でもまだそんなにそういう気分でもないので起き上がって手を伸ばすと、渋々掴んで巻島くんも起き上がる。そして思いっきり前かがみになっている。

「それ格好わるいんだけど」

「誰のせいっショ」

「わたしのせいなの?」

くすくす笑っていると、ほのかに赤い顔をふいっと背けられた。スイッチが入ってしまえばものすごいのに、その前は意外とシャイである。
飲みかけていた紅茶のカップを取ろうとすると、その手を掴まれたので何かと彼の方を向く。

「しねえのかよ」

「紅茶冷めちゃうよ」

「俺は今、登のこと抱きたいショ」

ゆるく抱き寄せられる。別に嫌じゃないけど、ないけども。結局こうなるんじゃん!
今日親いないし、というのがよくあるこの手の泊めた側の理由だが、本当に不在である。でも、妹さんは居るじゃあないか。さっき会ったし。大分仲良くなって名前で呼び合えるるようになって嬉しいけど、確か部屋は隣じゃなかったかしら、と。いくら広いし寝室も離れているからといって、それはどうなんだろう。大凡わたしが大変なのだ。前に彼の服を口に突っ込まれたことがあったがアレは相当苦しかった。できればああいうのはしたくないんだけどなあ。

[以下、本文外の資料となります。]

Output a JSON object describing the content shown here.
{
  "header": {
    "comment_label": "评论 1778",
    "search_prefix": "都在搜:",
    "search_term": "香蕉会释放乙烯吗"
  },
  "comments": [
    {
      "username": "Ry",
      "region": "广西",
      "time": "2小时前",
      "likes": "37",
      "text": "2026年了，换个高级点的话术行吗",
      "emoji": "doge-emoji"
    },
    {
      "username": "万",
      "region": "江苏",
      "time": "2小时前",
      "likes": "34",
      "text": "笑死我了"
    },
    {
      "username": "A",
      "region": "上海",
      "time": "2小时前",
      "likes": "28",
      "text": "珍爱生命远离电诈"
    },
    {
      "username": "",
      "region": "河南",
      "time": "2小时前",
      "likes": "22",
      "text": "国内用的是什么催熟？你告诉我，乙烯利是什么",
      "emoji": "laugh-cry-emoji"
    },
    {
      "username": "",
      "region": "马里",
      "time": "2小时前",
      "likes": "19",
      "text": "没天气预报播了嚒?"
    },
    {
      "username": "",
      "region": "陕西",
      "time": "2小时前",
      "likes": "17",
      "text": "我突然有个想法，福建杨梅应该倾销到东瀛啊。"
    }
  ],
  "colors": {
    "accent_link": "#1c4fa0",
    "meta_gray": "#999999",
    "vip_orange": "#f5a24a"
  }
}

「何心配してるのか知らねえけど、妹なら友達ンとこ泊まりに行ったショ」

「そんな都合のいいことあるの……」

「もっと喜べよ」

困り眉が更に、ちょっとだけ下がる。わたしも困惑している。
彼曰く、今このやたらと広い家にはわたしと巻島くんしか居ないらしい。外には彼の家の飼い犬がいるけど。
そんなタイミングのいいことってあるんだ。嘘じゃないよな、流石に。そんな羞恥プレイはごめんだ。
わたしが疑っているのを見て、巻島くんはぱっと長い腕を広げた。

「疑うんなら家中確かめてきてもいいっショ」

「わかった、わかったから」

そこまでいうなら本当だろうと手を振って応じると、彼の腕はすとんと落ちたと思うと
すぐにわたしにまとわりつく。
このちょっと間抜けなやりとりをしている間に衝動も収まったんじゃないかとも考えたがそんなことはなかった。男子はわかりやすくて大変だなあ。
やっぱりもったいないので紅茶を飲んでしまおうとカップを手に取る。今度は止められなかった。既にぬるくなってしまっていた。

「登がそれ飲んだらするっショ」

「もうちょっとムードとか作ってよ!」

「そういうのは後からついてくんだろ」

「はあ……あと、ここは嫌だよ床はいたいから」

「わかってるショ」

わたしがゆっくり飲むのを待ちながらも手が胸のあたりをいったりきたりしているので、待ちきれないのがよくわかる。それでも口では急かしてこない。
頭にキスを何度も落とされるけれど、やっぱり何も言ってこない。
漸く飲み終わってカップを置くと、耳元で「好きっショ」と囁いてくる。
巻島くんのそういうところ、本当にずるいと思う。